そこには常識とか道徳とか都合ってのもあって、それがその人の正解だったり、ある人にはそれが正義だったりする。



簡潔な自己紹介が求められる時代だけど、それぞれが抱えているものは多様性のあるもので、それが生き方なんだと思う。



自分の生き方が正しいと信じることで世界から何かが失われることもある。



言葉を上手に当てはめるのは数学のようだけど、その計算から外れた先には誤算がある。



その誤算を切り捨てることが正解ではなくて、誤算ということが答えでもある。



人間の感情というのはよくわからない。



自分の感情さえもよくわからない。



好きという感情も基準がよくわからない。



僕には長年付き合っている女性がいるので、その情報だけなら一途になる。



けれども、僕は結婚していない。



婚活をしている女性からすると35を越えても独身の男は訳あり物件になるそうだ。



バツ1の男よりも査定が低いと。



まぁそれは仕方のない評価だとは思う。



僕としては不幸なようだけど現状としては昔に比べたら幸せだったりもする。



だいぶ削られて細くはなってきたけど、これが誤算の答えなのかと。



嫌われる勇気とか嫌われる努力とか、そういうことでもない。



必要とされてるとか依存してるとか、そういうことでもない。



0と100の景色があるとして、0から100に向かう言葉があるとして、その言葉とは100から0になることを知っている者からするとそれは偽りであり、そこには誤算が含まれている。



そうなったとしても再び0からやり直せばいいのだから100を目指す言葉とは誤算ではないと主張するのならば、それは誤算すらも救済する究極の真実の言葉のようにも聴こえる。



いや、それこそが0を生み出す言葉でもあるのだ。



そもそも0という概念すら初期の数学には無かったと。



音階すらも誤算のような切り捨てによって作られていると。



そのような数字や音の変化によって感情さえも左右されることに対して、何がなんだかさっぱりわからなくなる。



それなりの不幸と刺し違えて手に入れた優しさだからね。



見えなくても、聴こえなくても、触れることもできない優しさがある。



君を形成しているものが優しさに溢れていることで、周りのみんなも優しさに包まれるんだろうね。
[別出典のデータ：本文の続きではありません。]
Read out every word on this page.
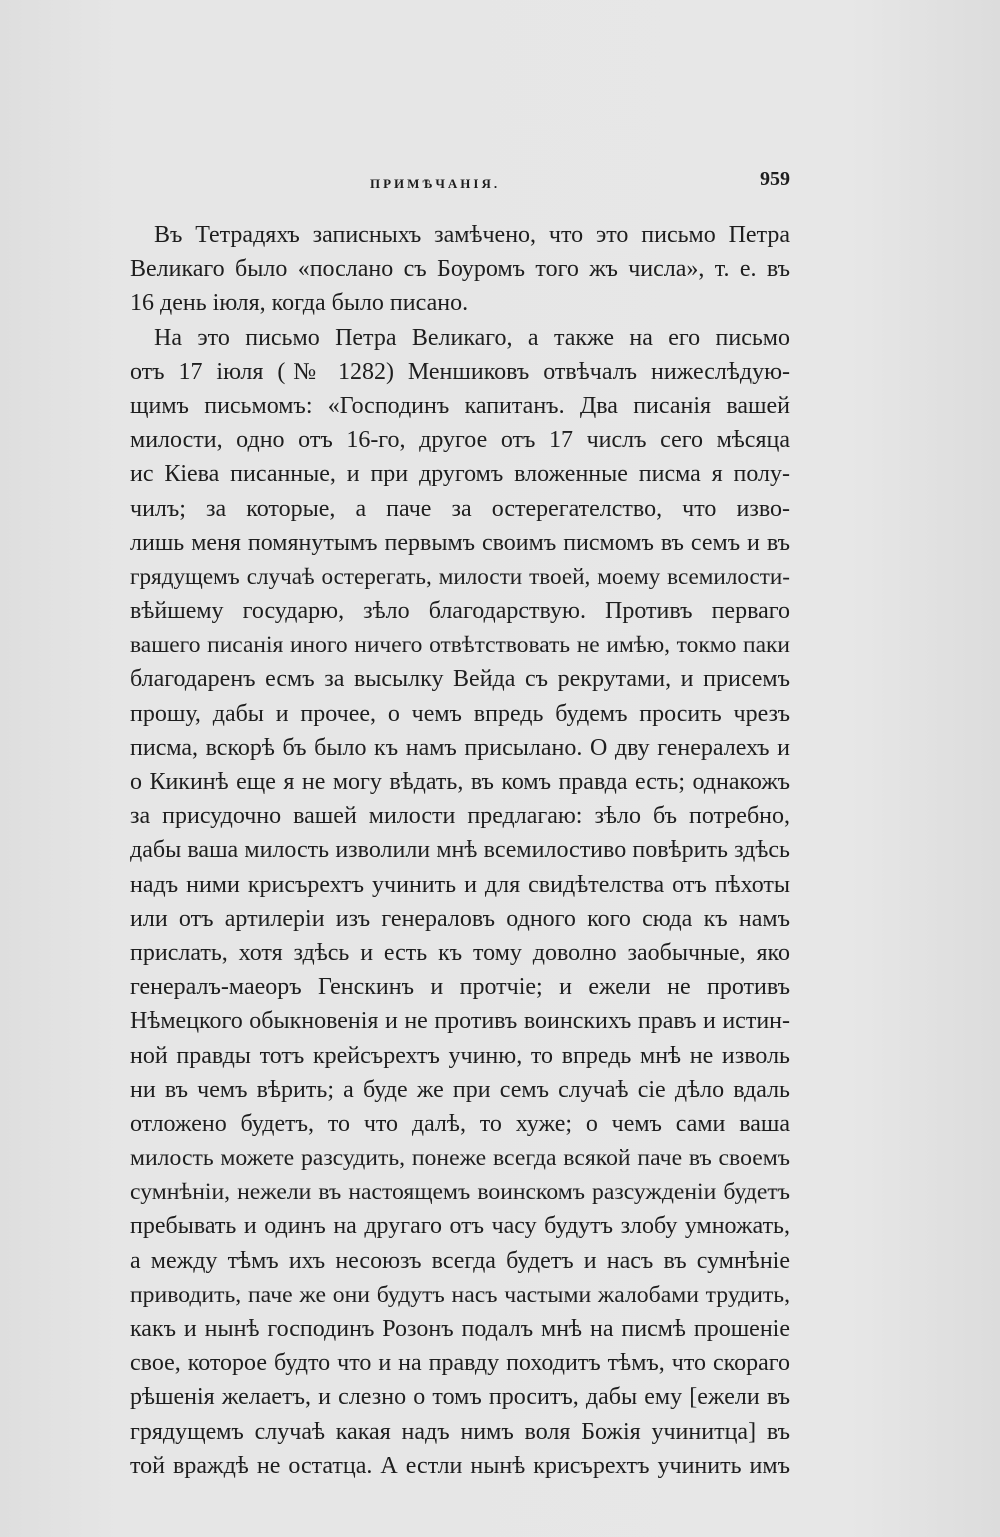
ПРИМѢЧАНІЯ.	959
Въ Тетрадяхъ записныхъ замѣчено, что это письмо Петра
Великаго было «послано съ Боуромъ того жъ числа», т. е. въ
16 день іюля, когда было писано.
На это письмо Петра Великаго, а также на его письмо
отъ 17 іюля (№ 1282) Меншиковъ отвѣчалъ нижеслѣдую-
щимъ письмомъ: «Господинъ капитанъ. Два писанія вашей
милости, одно отъ 16-го, другое отъ 17 числъ сего мѣсяца
ис Кіева писанные, и при другомъ вложенные писма я полу-
чилъ; за которые, а паче за остерегателство, что изво-
лишь меня помянутымъ первымъ своимъ писмомъ въ семъ и въ
грядущемъ случаѣ остерегать, милости твоей, моему всемилости-
вѣйшему государю, зѣло благодарствую. Противъ перваго
вашего писанія иного ничего отвѣтствовать не имѣю, токмо паки
благодаренъ есмъ за высылку Вейда съ рекрутами, и присемъ
прошу, дабы и прочее, о чемъ впредь будемъ просить чрезъ
писма, вскорѣ бъ было къ намъ присылано. О дву генералехъ и
о Кикинѣ еще я не могу вѣдать, въ комъ правда есть; однакожъ
за присудочно вашей милости предлагаю: зѣло бъ потребно,
дабы ваша милость изволили мнѣ всемилостиво повѣрить здѣсь
надъ ними крисърехтъ учинить и для свидѣтелства отъ пѣхоты
или отъ артилеріи изъ генераловъ одного кого сюда къ намъ
прислать, хотя здѣсь и есть къ тому доволно заобычные, яко
генералъ-маеоръ Генскинъ и протчіе; и ежели не противъ
Нѣмецкого обыкновенія и не противъ воинскихъ правъ и истин-
ной правды тотъ крейсърехтъ учиню, то впредь мнѣ не изволь
ни въ чемъ вѣрить; а буде же при семъ случаѣ сіе дѣло вдаль
отложено будетъ, то что далѣ, то хуже; о чемъ сами ваша
милость можете разсудить, понеже всегда всякой паче въ своемъ
сумнѣніи, нежели въ настоящемъ воинскомъ разсужденіи будетъ
пребывать и одинъ на другаго отъ часу будутъ злобу умножать,
а между тѣмъ ихъ несоюзъ всегда будетъ и насъ въ сумнѣніе
приводить, паче же они будутъ насъ частыми жалобами трудить,
какъ и нынѣ господинъ Розонъ подалъ мнѣ на писмѣ прошеніе
свое, которое будто что и на правду походитъ тѣмъ, что скораго
рѣшенія желаетъ, и слезно о томъ проситъ, дабы ему [ежели въ
грядущемъ случаѣ какая надъ нимъ воля Божія учинитца] въ
той враждѣ не остатца. А естли нынѣ крисърехтъ учинить имъ
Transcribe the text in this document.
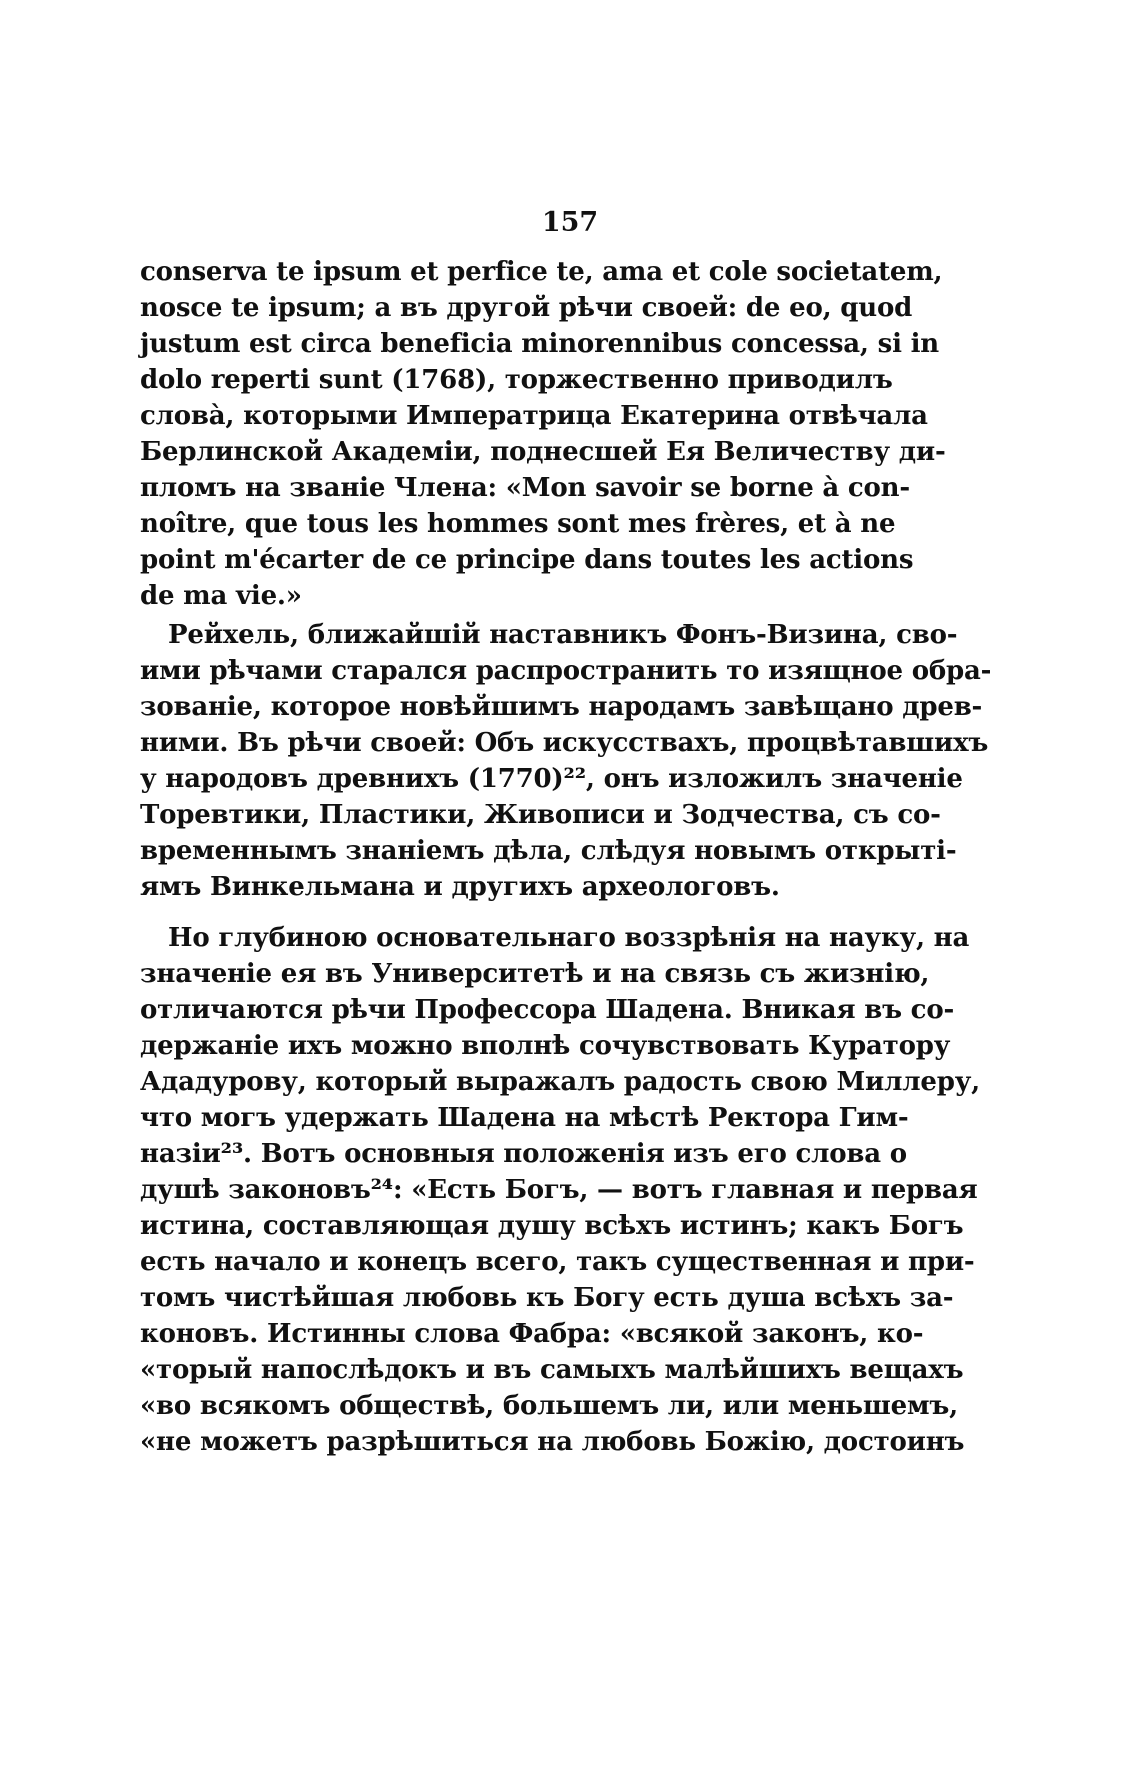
157
conserva te ipsum et perfice te, ama et cole societatem,
nosce te ipsum; a въ другой рѣчи своей: de eo, quod
justum est circa beneficia minorennibus concessa, si in
dolo reperti sunt (1768), торжественно приводилъ
слова̀, которыми Императрица Екатерина отвѣчала
Берлинской Академіи, поднесшей Ея Величеству ди-
пломъ на званіе Члена: «Mon savoir se borne à con-
noître, que tous les hommes sont mes frères, et à ne
point m'écarter de ce principe dans toutes les actions
de ma vie.»
Рейхель, ближайшій наставникъ Фонъ-Визина, сво-
ими рѣчами старался распространить то изящное обра-
зованіе, которое новѣйшимъ народамъ завѣщано древ-
ними. Въ рѣчи своей: Объ искусствахъ, процвѣтавшихъ
у народовъ древнихъ (1770)²², онъ изложилъ значеніе
Торевтики, Пластики, Живописи и Зодчества, съ со-
временнымъ знаніемъ дѣла, слѣдуя новымъ открыті-
ямъ Винкельмана и другихъ археологовъ.
Но глубиною основательнаго воззрѣнія на науку, на
значеніе ея въ Университетѣ и на связь съ жизнію,
отличаются рѣчи Профессора Шадена. Вникая въ со-
держаніе ихъ можно вполнѣ сочувствовать Куратору
Ададурову, который выражалъ радость свою Миллеру,
что могъ удержать Шадена на мѣстѣ Ректора Гим-
назіи²³. Вотъ основныя положенія изъ его слова о
душѣ законовъ²⁴: «Есть Богъ, — вотъ главная и первая
истина, составляющая душу всѣхъ истинъ; какъ Богъ
есть начало и конецъ всего, такъ существенная и при-
томъ чистѣйшая любовь къ Богу есть душа всѣхъ за-
коновъ. Истинны слова Фабра: «всякой законъ, ко-
«торый напослѣдокъ и въ самыхъ малѣйшихъ вещахъ
«во всякомъ обществѣ, большемъ ли, или меньшемъ,
«не можетъ разрѣшиться на любовь Божію, достоинъ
僕の臆病な優しさはこの世界とのバランスで、君の無謀な優しさは本能に近い。



優しさに嫉妬するのもおかしいけど、この世界で生きて行くには心配にもなる。



それはお互い様なんだろうけど。



それ捨てずに持ってちゃダメなやつじゃんって。



怒られるよ。



笑われるよ。



取り上げられちゃうよ。



理由はよくわかんないけど。



君の優しさに嫉妬するから、嫉妬するから嫌いっておかしいよね。



そういう言葉だとか、そういう表現は違うってこと知ってるからさ。



だから嫌いになることは生涯ないよ。



好きなもんは好きだからさ。



男だとしても好きだろうね。



人間として好きってことなんだろね。



出逢いってのは不思議なもんだけど、必然とか運命とかあるのかもしれないけど、そういう流れの中で同じように笑ったり泣いたりして、いつかは全員死ぬわけだ。



そういう流れの中で交わり合うことも天文学的な確率で奇跡みたいなもんだ。



言葉は空気の振動したもので、液晶の文字は点の塊だし、肉体もそれらと同じように共鳴するのかもしれない。



春は植物も動物も生命体としてのエネルギーが活発に動き始める季節だからね。



冬眠から目覚めるように、ゆっくりと春を満喫したいものですね。